Flashy methods like residing in memory or thread injection are heavily monitored. Without a binary signed by a valid Certificate Authority, execution is nearly impossible.
Enter BYOSI (Bring Your Own Scripting Interpreter). Every scripting interpreter is signed by its creator, with each certificate being valid. Testing in a live environment revealed surprising results: a highly signatured PHP script from this repository not only ran on systems monitored by CrowdStrike and Trellix but also established an external connection without triggering any EDR detections. EDRs typically overlook script files, focusing instead on binaries for implant delivery. They’re configured to detect high entropy or suspicious sections in binaries, not simple scripts.

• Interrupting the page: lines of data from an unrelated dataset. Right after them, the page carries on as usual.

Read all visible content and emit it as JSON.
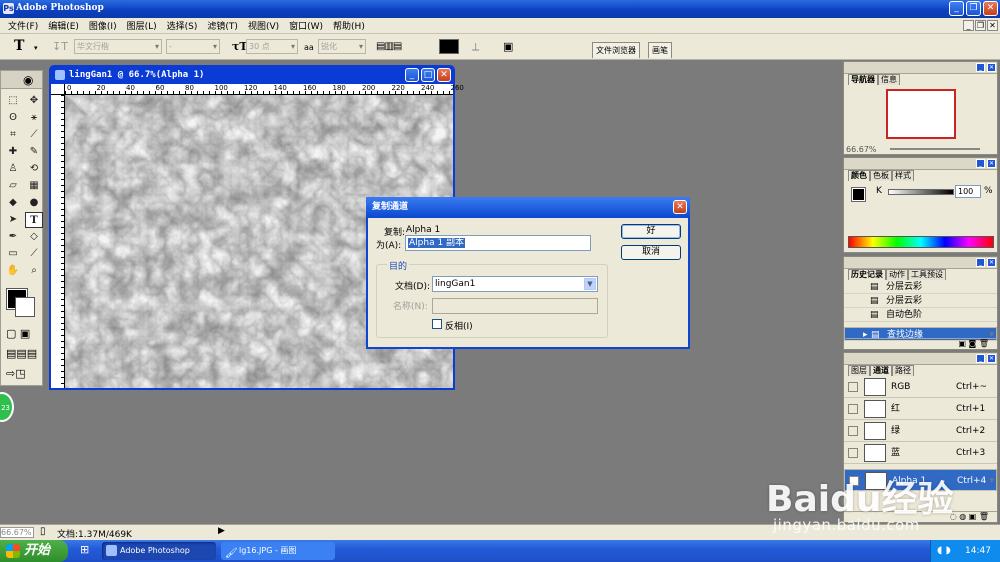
{
  "app": {
    "title": "Adobe Photoshop"
  },
  "menu": [
    "文件(F)",
    "编辑(E)",
    "图像(I)",
    "图层(L)",
    "选择(S)",
    "滤镜(T)",
    "视图(V)",
    "窗口(W)",
    "帮助(H)"
  ],
  "options": {
    "tool_glyph": "T",
    "font_family": "华文行楷",
    "font_style": "-",
    "font_size": "30 点",
    "aa_label": "aa",
    "antialias": "锐化",
    "tabs": [
      "文件浏览器",
      "画笔"
    ]
  },
  "document": {
    "title": "lingGan1 @ 66.7%(Alpha 1)",
    "ruler_ticks": [
      "0",
      "20",
      "40",
      "60",
      "80",
      "100",
      "120",
      "140",
      "160",
      "180",
      "200",
      "220",
      "240",
      "260"
    ]
  },
  "dialog": {
    "title": "复制通道",
    "duplicate_label": "复制:",
    "duplicate_value": "Alpha 1",
    "as_label": "为(A):",
    "as_value": "Alpha 1 副本",
    "ok": "好",
    "cancel": "取消",
    "dest_label": "目的",
    "doc_label": "文档(D):",
    "doc_value": "lingGan1",
    "name_label": "名称(N):",
    "name_value": "",
    "invert_label": "反相(I)",
    "invert_checked": false
  },
  "navigator": {
    "tabs": [
      "导航器",
      "信息"
    ],
    "zoom": "66.67%"
  },
  "color": {
    "tabs": [
      "颜色",
      "色板",
      "样式"
    ],
    "channel": "K",
    "value": "100",
    "unit": "%"
  },
  "history": {
    "tabs": [
      "历史记录",
      "动作",
      "工具预设"
    ],
    "items": [
      {
        "label": "分层云彩",
        "selected": false
      },
      {
        "label": "分层云彩",
        "selected": false
      },
      {
        "label": "自动色阶",
        "selected": false
      },
      {
        "label": "查找边缘",
        "selected": true
      }
    ]
  },
  "channels": {
    "tabs": [
      "图层",
      "通道",
      "路径"
    ],
    "items": [
      {
        "name": "RGB",
        "shortcut": "Ctrl+~",
        "selected": false
      },
      {
        "name": "红",
        "shortcut": "Ctrl+1",
        "selected": false
      },
      {
        "name": "绿",
        "shortcut": "Ctrl+2",
        "selected": false
      },
      {
        "name": "蓝",
        "shortcut": "Ctrl+3",
        "selected": false
      },
      {
        "name": "Alpha 1",
        "shortcut": "Ctrl+4",
        "selected": true
      }
    ]
  },
  "status": {
    "zoom": "66.67%",
    "doc_info": "文档:1.37M/469K"
  },
  "taskbar": {
    "start": "开始",
    "tasks": [
      "Adobe Photoshop",
      "lg16.JPG - 画图"
    ],
    "clock": "14:47"
  },
  "watermark": {
    "brand": "Baidu经验",
    "url": "jingyan.baidu.com"
  },
  "colors": {
    "titlebar": "#0b3aa8",
    "selection": "#316ac5",
    "chrome": "#ece9d8",
    "workspace": "#7b7b7b"
  }
}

This attack method capitalizes on that oversight for significant profit. The PowerShell script’s steps mirror what a developer might do when first entering an environment. Remarkably, just four lines of PowerShell code completely evade EDR detection, with Defender/AMSI also blind to it. Adding to the effectiveness, GitHub serves as a trusted deployer.
What this script does
The PowerShell script achieves EDR/AV evasion through four simple steps (technically 3):
1.) It fetches the PHP archive for Windows and extracts it into a new directory named ‘php’ within ‘C:Temp’.
2.) The script then proceeds to acquire the implant PHP script or shell, saving it in the same ‘C:Tempphp’ directory.

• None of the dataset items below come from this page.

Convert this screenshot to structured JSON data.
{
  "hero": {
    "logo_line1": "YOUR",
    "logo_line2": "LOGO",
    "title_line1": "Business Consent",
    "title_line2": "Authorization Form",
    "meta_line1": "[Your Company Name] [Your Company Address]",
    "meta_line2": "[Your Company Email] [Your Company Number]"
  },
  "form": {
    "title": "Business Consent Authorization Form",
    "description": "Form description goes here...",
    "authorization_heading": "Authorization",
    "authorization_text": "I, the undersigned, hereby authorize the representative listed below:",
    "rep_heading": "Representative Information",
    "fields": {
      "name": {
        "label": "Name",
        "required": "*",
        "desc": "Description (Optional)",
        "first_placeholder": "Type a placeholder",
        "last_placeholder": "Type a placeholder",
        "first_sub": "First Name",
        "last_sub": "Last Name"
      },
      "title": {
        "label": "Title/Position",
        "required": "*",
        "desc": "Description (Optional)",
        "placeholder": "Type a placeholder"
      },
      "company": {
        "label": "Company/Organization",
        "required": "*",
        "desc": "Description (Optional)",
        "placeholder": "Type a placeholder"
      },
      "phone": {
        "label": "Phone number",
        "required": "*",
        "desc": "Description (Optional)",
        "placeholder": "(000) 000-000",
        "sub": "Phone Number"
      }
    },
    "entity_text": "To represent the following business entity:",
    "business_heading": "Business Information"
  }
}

3.) Following this, it executes the implant or shell, utilizing the whitelisted PHP binary (which exempts the binary from most restrictions in place that would prevent the binary from running to begin with.)

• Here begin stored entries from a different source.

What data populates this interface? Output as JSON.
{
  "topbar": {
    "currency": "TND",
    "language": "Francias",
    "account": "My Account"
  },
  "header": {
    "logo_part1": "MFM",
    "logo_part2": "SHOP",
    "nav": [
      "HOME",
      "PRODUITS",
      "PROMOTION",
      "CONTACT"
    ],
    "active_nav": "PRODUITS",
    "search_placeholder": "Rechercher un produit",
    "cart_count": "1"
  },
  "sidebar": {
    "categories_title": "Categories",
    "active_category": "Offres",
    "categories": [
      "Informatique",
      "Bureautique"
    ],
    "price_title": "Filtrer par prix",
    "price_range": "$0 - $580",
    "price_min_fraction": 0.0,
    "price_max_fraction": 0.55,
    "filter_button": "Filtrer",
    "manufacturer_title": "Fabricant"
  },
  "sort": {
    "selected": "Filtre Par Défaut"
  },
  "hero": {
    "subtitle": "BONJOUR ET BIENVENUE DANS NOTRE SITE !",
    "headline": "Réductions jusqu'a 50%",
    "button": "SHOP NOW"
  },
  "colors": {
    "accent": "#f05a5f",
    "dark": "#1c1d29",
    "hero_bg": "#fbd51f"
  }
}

With these actions completed, congratulations: you now have an active shell on a Crowdstrike-monitored system. What’s particularly amusing is that, if my memory serves me correctly, Sentinel One is unable to scan PHP file types. So, feel free to let your imagination run wild.
Disclaimer.
I am in no way responsible for the misuse of this. This issue is a major blind spot in EDR protection, i am only bringing it to everyones attention.
Thanks Section
A big thanks to @im4x5yn74x for affectionately giving it the name BYOSI, and helping with the env to test in bringing this attack method to life.
Edit
It appears as though MS Defender is now flagging the PHP script as malicious, but still fully allowing the Powershell script full execution. so, modify the PHP script.
Edit
hello sentinel one 🙂 might want to make sure that you are making links not embed.